Château Pierre-Bise

Country: France

Region: Anjou, Loire Valley

Claude Papin took over his family’s estate in 1990 along with his wife, Joelle Papin-Chevalier. Since then, they have become the most polemic defenders of the Anjou terroir, being perhaps unsurprisingly very good friends with Marcel Deiss from Alsace. They control over 54 hectares of vines, producing a vast array of single-vineyard whites, reds, and sweet wines. However, it is his sweet wines for which he is most famous, and in particular those from the Côteaux du Layon. As the former President of the Quarts de Chaumes Syndicat and the head of the Centre Technique Interprofessionnel de la Vigne et du Vin, he has been a powerful advocate and the leading force behind the INAO’s decision to bestow the Quarts de Chaume with grand cru status and the Coteaux du Layon with premier cru status in 2011.

Vineyards and Viticulture

With morning mists, plenty of sun and a perpetual breeze along the sleepy Layon, conditions are ideal for the development of botrytis, the noble rot that turns Chenin Blanc into liquid gold. While they use many organic and biodynamic practices in their vineyards, they would more likely describe their vineyard practices as lute raisonnée, believing that some vine treatments, when used in moderation, can be extremely helpful in staving off vine disease and mildew. Growing under such conditions can be a tricky balance, and the Papins are careful to pick the grapes when they reach optimal maturity. At this point, it becomes a wait-and-see game for botrytis to begin forming. They believe that if the process is too prolonged, the sugar levels begin to mask the nuances of terroir in the wines. That is why Claude and his sons make regular passes through the vineyards over two months, so that they pick the grapes at just the right moment. Their soils are composed of schist, quartz and spilite—an oceanic basalt. 

Winemaking

Generalising, for the white wines the freshly-picked fruit is pressed using pneumatic equipment with a small addition of sulphites at this moment. The juice is allowed to settle and then fermented in a mix of older wooden vessels, typically large foudres, with overspill being vinified in 400-litre barrels. Reds are of course destemmed, the fruit macerated with the juice.

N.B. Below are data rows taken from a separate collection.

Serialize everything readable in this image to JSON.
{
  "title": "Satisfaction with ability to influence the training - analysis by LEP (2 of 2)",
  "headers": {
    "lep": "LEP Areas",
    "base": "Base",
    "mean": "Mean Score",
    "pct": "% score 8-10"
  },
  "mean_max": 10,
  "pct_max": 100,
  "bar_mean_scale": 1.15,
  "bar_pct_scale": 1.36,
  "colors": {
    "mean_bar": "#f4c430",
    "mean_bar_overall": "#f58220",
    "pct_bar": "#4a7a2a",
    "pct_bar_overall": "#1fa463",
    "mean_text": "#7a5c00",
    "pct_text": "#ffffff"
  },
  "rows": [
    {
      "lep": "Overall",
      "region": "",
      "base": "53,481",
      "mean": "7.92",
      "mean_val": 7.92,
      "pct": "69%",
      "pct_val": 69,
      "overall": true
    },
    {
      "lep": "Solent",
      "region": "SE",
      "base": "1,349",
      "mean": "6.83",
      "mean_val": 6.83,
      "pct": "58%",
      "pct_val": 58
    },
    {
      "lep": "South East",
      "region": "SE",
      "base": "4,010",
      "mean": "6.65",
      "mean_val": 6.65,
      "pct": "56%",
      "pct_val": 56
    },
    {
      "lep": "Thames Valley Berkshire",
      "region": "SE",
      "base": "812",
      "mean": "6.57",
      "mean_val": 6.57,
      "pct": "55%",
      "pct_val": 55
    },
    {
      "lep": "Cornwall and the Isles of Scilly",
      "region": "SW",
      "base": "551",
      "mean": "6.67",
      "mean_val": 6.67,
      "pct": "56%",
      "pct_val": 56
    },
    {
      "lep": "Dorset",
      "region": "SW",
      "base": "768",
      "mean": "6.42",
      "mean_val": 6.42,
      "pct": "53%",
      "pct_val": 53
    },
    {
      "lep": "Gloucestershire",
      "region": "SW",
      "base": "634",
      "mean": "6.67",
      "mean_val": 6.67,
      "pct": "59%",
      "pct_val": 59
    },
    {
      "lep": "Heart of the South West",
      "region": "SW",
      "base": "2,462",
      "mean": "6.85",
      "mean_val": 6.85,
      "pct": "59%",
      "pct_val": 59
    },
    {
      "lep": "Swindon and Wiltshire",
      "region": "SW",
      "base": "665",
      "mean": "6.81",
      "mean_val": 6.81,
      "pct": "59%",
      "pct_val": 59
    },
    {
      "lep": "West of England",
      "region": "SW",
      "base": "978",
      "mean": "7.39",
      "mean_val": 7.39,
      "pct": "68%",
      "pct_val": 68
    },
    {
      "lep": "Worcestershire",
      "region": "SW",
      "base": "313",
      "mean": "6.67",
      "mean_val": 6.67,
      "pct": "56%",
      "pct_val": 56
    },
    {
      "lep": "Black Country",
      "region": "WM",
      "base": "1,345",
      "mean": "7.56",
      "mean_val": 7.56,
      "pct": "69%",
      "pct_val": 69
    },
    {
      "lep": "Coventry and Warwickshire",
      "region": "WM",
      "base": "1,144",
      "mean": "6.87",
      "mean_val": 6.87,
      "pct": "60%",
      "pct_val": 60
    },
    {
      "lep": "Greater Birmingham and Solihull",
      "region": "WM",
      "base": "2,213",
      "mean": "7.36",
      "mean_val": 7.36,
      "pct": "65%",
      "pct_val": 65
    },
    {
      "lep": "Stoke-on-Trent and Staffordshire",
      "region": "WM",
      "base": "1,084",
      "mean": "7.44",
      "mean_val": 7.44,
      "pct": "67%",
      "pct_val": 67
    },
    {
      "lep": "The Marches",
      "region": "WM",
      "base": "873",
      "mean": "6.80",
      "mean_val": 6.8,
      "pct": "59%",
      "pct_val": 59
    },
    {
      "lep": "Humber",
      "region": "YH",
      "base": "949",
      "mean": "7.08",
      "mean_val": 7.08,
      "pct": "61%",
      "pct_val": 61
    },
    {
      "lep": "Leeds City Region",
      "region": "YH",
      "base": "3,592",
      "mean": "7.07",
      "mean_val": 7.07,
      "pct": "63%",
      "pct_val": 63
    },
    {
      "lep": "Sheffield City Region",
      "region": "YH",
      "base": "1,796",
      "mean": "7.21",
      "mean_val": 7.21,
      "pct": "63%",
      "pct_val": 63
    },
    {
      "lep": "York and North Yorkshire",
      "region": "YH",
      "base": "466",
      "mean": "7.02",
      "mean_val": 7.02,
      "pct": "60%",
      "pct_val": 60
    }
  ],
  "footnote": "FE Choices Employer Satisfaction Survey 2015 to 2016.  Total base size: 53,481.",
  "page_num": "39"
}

In recent years, the Papin family have also added eight 10-hectolitre sandstone jarres to the mix as well. A little stainless steel is also used. As you would expect there is no role for added sugar, enzymes or yeasts. Thereafter there are no further sulphite additions during the élevage, so many of the wines, not just red but white, undergo malolactic fermentation. Some dry whites are influenced by botrytis as well (not that unusual in Anjou – it requires a huge amount of effort to produce a botrytis-free wine), another factor which can make for a very distinctive style which might not, in some cases, be to everybody’s taste. The élevage takes place in the same range of vessels employed for the fermentation. The wines see a second dose of sulphites before bottling.

The South-West orientation of the vines in the Coteaux du Layon, combined with the natural morning mists that come off the Layon leads to a natural onset of botrytis. Papin harvests continually over two months, taking only the grapes that are at their peak of botrytisation on each of several passes that he makes for each row of vines. He then naturally ferments as slowly as possible, without the addition of sugar, in order to keep as much purity of expression as he can. This gives wines that have a great balance of sweetness and acidity without any of the bad Chenin odours that can be seen in other less carefully cared for wines.

In late 2011 Papin’s ongoing efforts to see greater recognition of the sweet wines of Anjou were rewarded, with the approval of Grand Cru status for Quarts de Chaume (making it the first Grand Cru in the Loire) and Premier Cru status for Coteaux du Layon.

As Andrew Jefford in “The New France” says of the Coteaux du Layon Beaulieu Rouannières: “Grown on volcanic spilite which seems to add delicious marzipan dimensions, and provide both unctuous glycerol and ample ripe acidity.”